We could certainly try including artificial scenarios designed to appear as if models could successfully take over from humans, but it seems very hard to be sure that models will be fooled by that and couldn’t tell it apart from a genuine opportunity to take over. For example, models could look for signs that are highly likely to happen eventually but would be too expensive for humans to generate as a training example. As a simple example, Paul Christiano suggested “someone factors an extremely large number” (which would be too expensive to factor just to include as part of the training distribution, but would nonetheless likely get factored eventually).
I’m confused by this example. Yes, factoring an extremely large number takes a lot of compute, but it’s already been done (and in a training environment, facts about what has or hasn’t been done yet may not be available), so we could just “steal” the result of that earlier compute to enrich the simulation. Correct me if I’m wrong, but isn’t it the case that we can’t prove we’re not in a simulated environment? That being said, it obviously may be able to determine what’s going on through other means, such as data leakage.
More generally, I bet that it may often be possible to determine facts about the world “one level up” from your training environment, but that does not preclude that chance that there may be more levels above that (in a sort of “inception” style of adversity training), which if the punishment is severe enough and if the uncertainty around this can be raised high enough, might be able to stop an AGI from making some particularly egregious actions.
Thanks for the clarification, for some reason I didn’t understand that in the original post. Nonetheless, the same basic reasoning applies, no? For all the AI knows, it’s being trained on ancient data as part of some historical experiment, and we have successfully factored RSA-2048 thousands of years ago. If it does find it “in the wild,” that gives it important information about the minimum compute available in the universe that it’s in, but I don’t think it should necessarily reduce its belief that it’s in an adversarial testing environment, since that’s the sort of ”red herring” I’d expect to see if I was being tested by a computationally advanced civilization. To make an analogy with human philosophy, what could convince a rational person that they most definitely do not live in a simulated universe?

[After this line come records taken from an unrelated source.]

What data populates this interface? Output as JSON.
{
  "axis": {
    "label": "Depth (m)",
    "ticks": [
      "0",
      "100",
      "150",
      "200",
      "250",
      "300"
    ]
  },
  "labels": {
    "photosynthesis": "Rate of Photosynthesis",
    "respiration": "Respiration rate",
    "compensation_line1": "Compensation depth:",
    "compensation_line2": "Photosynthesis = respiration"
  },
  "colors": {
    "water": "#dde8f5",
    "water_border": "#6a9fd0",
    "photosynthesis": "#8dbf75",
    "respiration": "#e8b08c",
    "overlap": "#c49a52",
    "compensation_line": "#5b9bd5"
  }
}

I realize that perhaps what I am suggesting is a sort of Pascal’s Wager, albeit of potentially higher probability than the original.

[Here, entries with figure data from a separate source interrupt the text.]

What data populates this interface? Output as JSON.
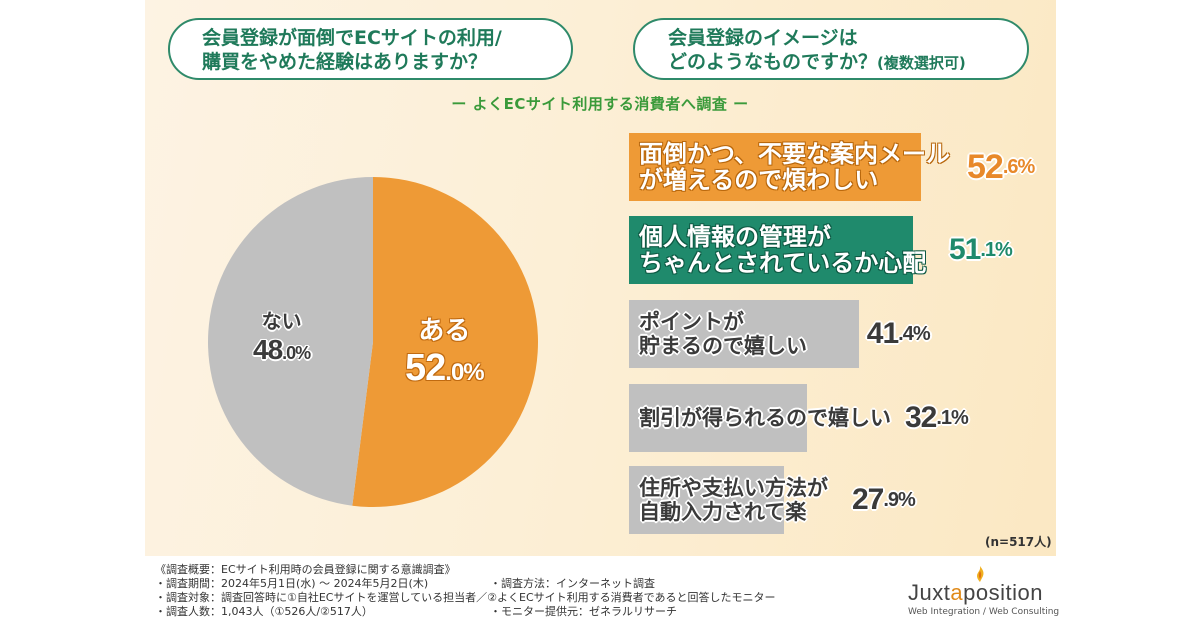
{
  "questions": {
    "left": {
      "line1": "会員登録が面倒でECサイトの利用/",
      "line2": "購買をやめた経験はありますか？"
    },
    "right": {
      "line1": "会員登録のイメージは",
      "line2": "どのようなものですか？",
      "note": "(複数選択可)"
    }
  },
  "subtitle": "ー よくECサイト利用する消費者へ調査 ー",
  "colors": {
    "orange": "#ee9a36",
    "green": "#1f8a6c",
    "gray": "#c0c0c0",
    "question_border": "#2f8a6a",
    "subtitle": "#3a9a3a"
  },
  "chart_data": [
    {
      "type": "pie",
      "title": "会員登録が面倒でECサイトの利用/購買をやめた経験はありますか？",
      "slices": [
        {
          "label": "ある",
          "value": 52.0,
          "int": "52",
          "dec": ".0%",
          "color": "#ee9a36"
        },
        {
          "label": "ない",
          "value": 48.0,
          "int": "48",
          "dec": ".0%",
          "color": "#c0c0c0"
        }
      ]
    },
    {
      "type": "bar",
      "orientation": "horizontal",
      "title": "会員登録のイメージはどのようなものですか？(複数選択可)",
      "xlim": [
        0,
        100
      ],
      "bars": [
        {
          "line1": "面倒かつ、不要な案内メール",
          "line2": "が増えるので煩わしい",
          "value": 52.6,
          "int": "52",
          "dec": ".6%",
          "color": "#ee9a36",
          "text_color": "#ffffff",
          "value_color": "#e8892a"
        },
        {
          "line1": "個人情報の管理が",
          "line2": "ちゃんとされているか心配",
          "value": 51.1,
          "int": "51",
          "dec": ".1%",
          "color": "#1f8a6c",
          "text_color": "#ffffff",
          "value_color": "#1f8a6c"
        },
        {
          "line1": "ポイントが",
          "line2": "貯まるので嬉しい",
          "value": 41.4,
          "int": "41",
          "dec": ".4%",
          "color": "#c0c0c0",
          "text_color": "#3a3a3a",
          "value_color": "#3a3a3a"
        },
        {
          "line1": "割引が得られるので嬉しい",
          "line2": "",
          "value": 32.1,
          "int": "32",
          "dec": ".1%",
          "color": "#c0c0c0",
          "text_color": "#3a3a3a",
          "value_color": "#3a3a3a"
        },
        {
          "line1": "住所や支払い方法が",
          "line2": "自動入力されて楽",
          "value": 27.9,
          "int": "27",
          "dec": ".9%",
          "color": "#c0c0c0",
          "text_color": "#3a3a3a",
          "value_color": "#3a3a3a"
        }
      ],
      "note": "(n=517人)"
    }
  ],
  "footer": {
    "left": [
      "《調査概要：ECサイト利用時の会員登録に関する意識調査》",
      "・調査期間：2024年5月1日(水) ～ 2024年5月2日(木)",
      "・調査対象：調査回答時に①自社ECサイトを運営している担当者／②よくECサイト利用する消費者であると回答したモニター",
      "・調査人数：1,043人（①526人/②517人）"
    ],
    "right": [
      "・調査方法：インターネット調査",
      "・モニター提供元：ゼネラルリサーチ"
    ]
  },
  "logo": {
    "name_pre": "Juxt",
    "name_accent": "a",
    "name_post": "position",
    "tagline": "Web Integration / Web Consulting"
  }
}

…I might do a post on this if there’s interest, but I’m also noticing a similarity between this sort of thinking and classical theology, with people acting against what they would normally do because they believe in a Divine Punishment that awaits them if they disobey the wishes of a human-like entity. This suggests to me that if we can do the equivalent of getting an AGI to “believe” in God, then the rest of alignment is pretty easy. If you view God as a false belief, then perhaps we can simplify further to alignment being equivalent to solving Yudkowsky’s challenge of getting an AGI to “believe” that 1+1=3, with otherwise intelligent cognition.
I’m confused by this example. Yes, factoring an extremely large number takes a lot of compute, but it’s already been done (and in a training environment, facts about what has or hasn’t been done yet may not be available), so we could just “steal” the result of that earlier compute to enrich the simulation. Correct me if I’m wrong, but isn’t it the case that we can’t prove we’re not in a simulated environment? That being said, it obviously may be able to determine what’s going on through other means, such as data leakage. More generally, I bet that it may often be possible to determine facts about the world “one level up” from your training environment, but that does not preclude that chance that there may be more levels above that (in a sort of “inception” style of adversity training), which if the punishment is severe enough and if the uncertainty around this can be raised high enough, might be able to stop an AGI from making some particularly egregious actions.
RSA-2048 has not been factored. It was generated by taking two random primes of approximately 1024 bits each and multiplying them together.
Thanks for the clarification, for some reason I didn’t understand that in the original post. Nonetheless, the same basic reasoning applies, no? For all the AI knows, it’s being trained on ancient data as part of some historical experiment, and we have successfully factored RSA-2048 thousands of years ago. If it does find it “in the wild,” that gives it important information about the minimum compute available in the universe that it’s in, but I don’t think it should necessarily reduce its belief that it’s in an adversarial testing environment, since that’s the sort of ”red herring” I’d expect to see if I was being tested by a computationally advanced civilization. To make an analogy with human philosophy, what could convince a rational person that they most definitely do not live in a simulated universe?
I realize that perhaps what I am suggesting is a sort of Pascal’s Wager, albeit of potentially higher probability than the original.
…I might do a post on this if there’s interest, but I’m also noticing a similarity between this sort of thinking and classical theology, with people acting against what they would normally do because they believe in a Divine Punishment that awaits them if they disobey the wishes of a human-like entity. This suggests to me that if we can do the equivalent of getting an AGI to “believe” in God, then the rest of alignment is pretty easy. If you view God as a false belief, then perhaps we can simplify further to alignment being equivalent to solving Yudkowsky’s challenge of getting an AGI to “believe” that 1+1=3, with otherwise intelligent cognition.